Titel: 015 - Das Blutmal
Autoren: Jens Lindberg
Vom Netzwerk:
Anna hatte alles korrekt berichtet; auch jedes Detail vom Disput in der Küche und von der plötzlichen unerklärlichen Furcht der Frau.
    Der Beamte kam zum Schluss: Monoton las er: »Wir alberten in meinem Zimmer herum, als es läutete.« Er sah Veit an. »Das wär’s. Und dann gingen Sie zur Tür, erfuhren, dass … Na, jedenfalls dann fielen Sie um. Bums. Alles auch in Ihrem Sinn?«
    Veit suchte Anna. Sie stand gegen die Anrichte gelehnt und rauchte eine Zigarette.
    »Stimmt.« Er versuchte lauter zu sprechen. »Ja – wir alberten herum.«
    »Jedenfalls hast du dich höchst albern benommen, mein Lieber«, sagte Anna. »Weißt du noch, was du behauptet hast?«
    Der Beamte drückte Veit einen Kugelschreiber in die Hand. »Ersparen Sie uns Ihren Streit. Hier – ja. da unterschreiben Sie, bitte!«
    Allmählich leerte sich die Küche. Der Beamte und zwei Kollegen gingen.
    Der Arzt wusch sich am Spülstein die Hände. »Am besten legen Sie sich gleich hin. Morgen können Sie mich anrufen oder besuchen.« Er wies auf Anna. »Die Dame hat meine Adresse.«
    Dann ging auch er.
    Veit war mit Anna allein. Unsagbar müde stand er auf und setzte sich auf die Kante des Küchentisches.
    »Was hat sie denn hinterlassen?«
    »Einen ziemlich langen Schrieb, nichts Exaktes. Der Arzt meint, sie sei durchgedreht. Fühlte sich bedroht. Wie gesagt: nichts Besonderes.« Anna schob sich an ihn heran. »Denk nicht, dass ich herzlos bin. Bestimmt, das mit der Alten tut mir leid – aber ich denke auch an uns.« Ihre Hand suchte seine. »Am besten gehst du gleich morgen zum Hauswirt. Stell dir mal vor: unsere Wohnung! Wie das klingt! Und wie das erst sein wird! Ich werde verrückt!«
    »Mach ich«, sagte Veit widerwillig. »Jetzt will ich nur schlafen.«
    »Ja, mein Engel«, sagte Anna.
    Sie stützte ihn auf dem Weg aus der Küche und wandte sich dann nach rechts, ihrem Zimmer zu.
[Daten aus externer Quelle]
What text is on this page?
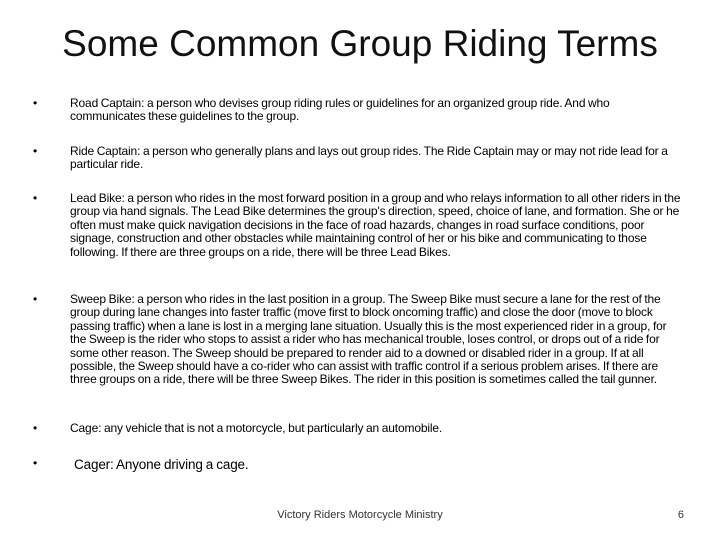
Some Common Group Riding Terms
•	Road Captain: a person who devises group riding rules or guidelines for an organized group ride. And who communicates these guidelines to the group.
•	Ride Captain: a person who generally plans and lays out group rides. The Ride Captain may or may not ride lead for a particular ride.
•	Lead Bike: a person who rides in the most forward position in a group and who relays information to all other riders in the group via hand signals. The Lead Bike determines the group's direction, speed, choice of lane, and formation. She or he often must make quick navigation decisions in the face of road hazards, changes in road surface conditions, poor signage, construction and other obstacles while maintaining control of her or his bike and communicating to those following. If there are three groups on a ride, there will be three Lead Bikes.
•	Sweep Bike: a person who rides in the last position in a group. The Sweep Bike must secure a lane for the rest of the group during lane changes into faster traffic (move first to block oncoming traffic) and close the door (move to block passing traffic) when a lane is lost in a merging lane situation. Usually this is the most experienced rider in a group, for the Sweep is the rider who stops to assist a rider who has mechanical trouble, loses control, or drops out of a ride for some other reason. The Sweep should be prepared to render aid to a downed or disabled rider in a group. If at all possible, the Sweep should have a co-rider who can assist with traffic control if a serious problem arises. If there are three groups on a ride, there will be three Sweep Bikes. The rider in this position is sometimes called the tail gunner.
•	Cage: any vehicle that is not a motorcycle, but particularly an automobile.
•	Cager: Anyone driving a cage.
Victory Riders Motorcycle Ministry	6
    Veit blieb stehen, schüttelte langsam den Kopf. »Ich möchte heute lieber in meinem Kabuff schlafen. Verstehst du?«
    »Ganz gewiss nicht. Uns stört doch keiner mehr, mein Engel. In dieser Wohnung bevormundet uns niemand mehr. Wir sind jetzt hier allein.«
    Schwerfällig schlurfte Veit auf die Tür seines Zimmers zu. Und unhörbar für Anna flüsterte er: »Gerade deshalb.«
    Die unbestimmte Furcht verließ Veit erst nach Tagen. Annas unbändige Freude riss ihn mit. Ihr Optimismus bewahrheitete sich. Ohne besondere Schwierigkeiten gab der Hauswirt ihnen die Wohnung. Und – oh Wunder – er erhöhte nicht einmal die Miete.
     

     
    Zwei Wochen nach dem unseligen Tod der Marianne Spatz hatten Verwandte auch ihre letzten Möbel abgeholt. Einige Kleinigkeiten und die Kücheneinrichtung hatten Anna und Veit für wenig Geld von den Erben übernommen.
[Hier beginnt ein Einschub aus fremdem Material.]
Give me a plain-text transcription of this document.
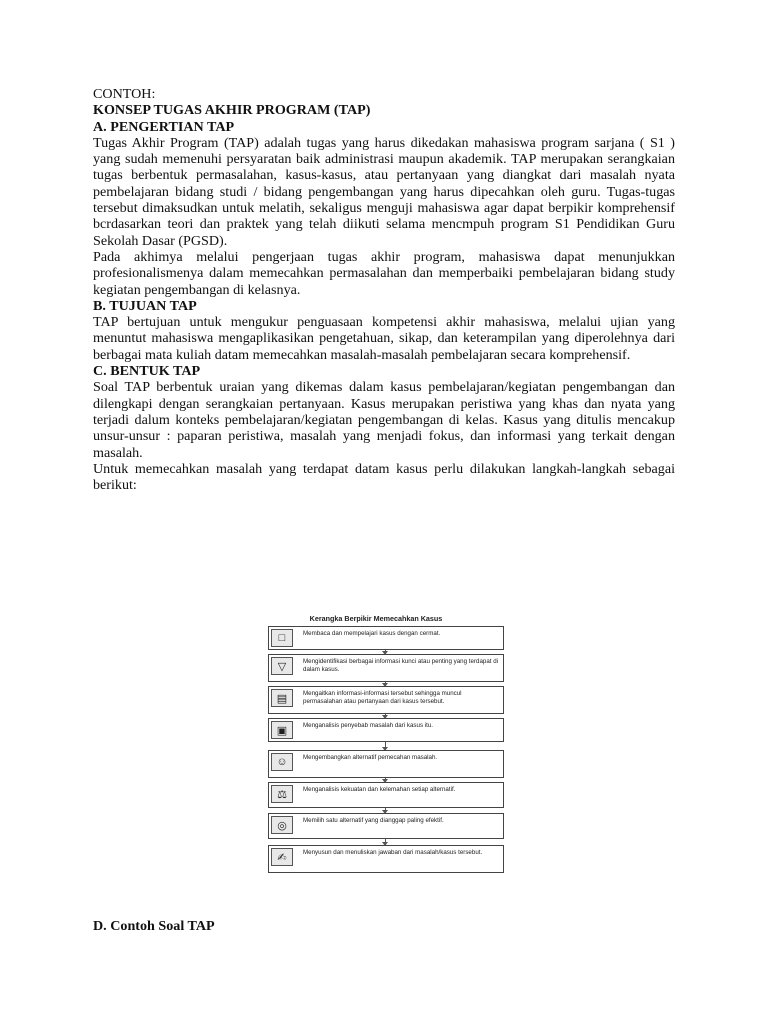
CONTOH:

KONSEP TUGAS AKHIR PROGRAM (TAP)

A. PENGERTIAN TAP

Tugas Akhir Program (TAP) adalah tugas yang harus dikedakan mahasiswa program sarjana ( S1 ) yang sudah memenuhi persyaratan baik administrasi maupun akademik. TAP merupakan serangkaian tugas berbentuk permasalahan, kasus-kasus, atau pertanyaan yang diangkat dari masalah nyata pembelajaran bidang studi / bidang pengembangan yang harus dipecahkan oleh guru. Tugas-tugas tersebut dimaksudkan untuk melatih, sekaligus menguji mahasiswa agar dapat berpikir komprehensif bcrdasarkan teori dan praktek yang telah diikuti selama mencmpuh program S1 Pendidikan Guru Sekolah Dasar (PGSD).

Pada akhimya melalui pengerjaan tugas akhir program, mahasiswa dapat menunjukkan profesionalismenya dalam memecahkan permasalahan dan memperbaiki pembelajaran bidang study kegiatan pengembangan di kelasnya.

B. TUJUAN TAP

TAP bertujuan untuk mengukur penguasaan kompetensi akhir mahasiswa, melalui ujian yang menuntut mahasiswa mengaplikasikan pengetahuan, sikap, dan keterampilan yang diperolehnya dari berbagai mata kuliah datam memecahkan masalah-masalah pembelajaran secara komprehensif.

C. BENTUK TAP

Soal TAP berbentuk uraian yang dikemas dalam kasus pembelajaran/kegiatan pengembangan dan dilengkapi dengan serangkaian pertanyaan. Kasus merupakan peristiwa yang khas dan nyata yang terjadi dalum konteks pembelajaran/kegiatan pengembangan di kelas. Kasus yang ditulis mencakup unsur-unsur : paparan peristiwa, masalah yang menjadi fokus, dan informasi yang terkait dengan masalah.

Untuk memecahkan masalah yang terdapat datam kasus perlu dilakukan langkah-langkah sebagai berikut:

Kerangka Berpikir Memecahkan Kasus
□	Membaca dan mempelajari kasus dengan cermat.
▽	Mengidentifikasi berbagai informasi kunci atau penting yang terdapat di dalam kasus.
▤	Mengaitkan informasi-informasi tersebut sehingga muncul permasalahan atau pertanyaan dari kasus tersebut.
▣	Menganalisis penyebab masalah dari kasus itu.
☺	Mengembangkan alternatif pemecahan masalah.
⚖	Menganalisis kekuatan dan kelemahan setiap alternatif.
◎	Memilih satu alternatif yang dianggap paling efektif.
✍	Menyusun dan menuliskan jawaban dari masalah/kasus tersebut.
D. Contoh Soal TAP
    Jede freie Minute durchstöberten die beiden Trödlerläden und erwarben das zum Beginn notwendige Mobiliar wirklich preiswert. Über der Freude über die erste eigene Wohnung verblassten in Veits Erinnerung die ihm unerklärlichen spukhaften Male, die er zweimal am Hals von Anna gesehen zu haben glaubte. Auch der merkwürdige Zusammenhang zwischen Annas bösem Wunschdenken und dem dann tatsächlich eingetretenen Tod der Vermieterin erschien ihm im Laufe der Zeit nur noch ein bedauerlicher Zufall, der ihn stark verwirrt hatte. Er hielt sich für einen Neurotiker, den Überarbeitung in halluzinatorische Stimmungen getrieben hatte. Anna half ihm dabei, die böse Krise zu überwinden, indem sie einfach schwieg, ihn nie an seine hysterischen Ausbrüche erinnerte. Nur zweimal – als sie sich um Nichtigkeiten stritten – hatte sie in lächelndem Spott ihren Hals entblößt und ihn übermütig gefragt, ob er etwa wieder gespenstische Dinge sähe. Doch Anna hatte die Furcht in seinen Augen gesehen und fortan ähnliche Scherze unterlassen.
    Beiden war klar, dass die Wohnung mit einer tollen Party eingeweiht werden musste.
    Die Wohnung war verrückt dekoriert. Poster und Filmplakate bedeckten die grell bemalten Wände. Die Lampen waren in buntschillernde phantasievolle Blumen und das ehemalige Schlafzimmer der Spatz, für das es noch keine Möbel gab, in einen abgedunkelten Tanzsaal verwandelt.
    Die Getränkefrage war kein Problem. Jeder brachte mit, was er an Getränken bevorzugte. Termin für das Fest war der 20. September.
    Am 17. nahm Veit an einem Seminar Professor Iduschs teil, in dem am Rande noch einmal die Hexenprozesse gestreift wurden. Ziemlich zum Schluss meldete sich Veit zu Wort.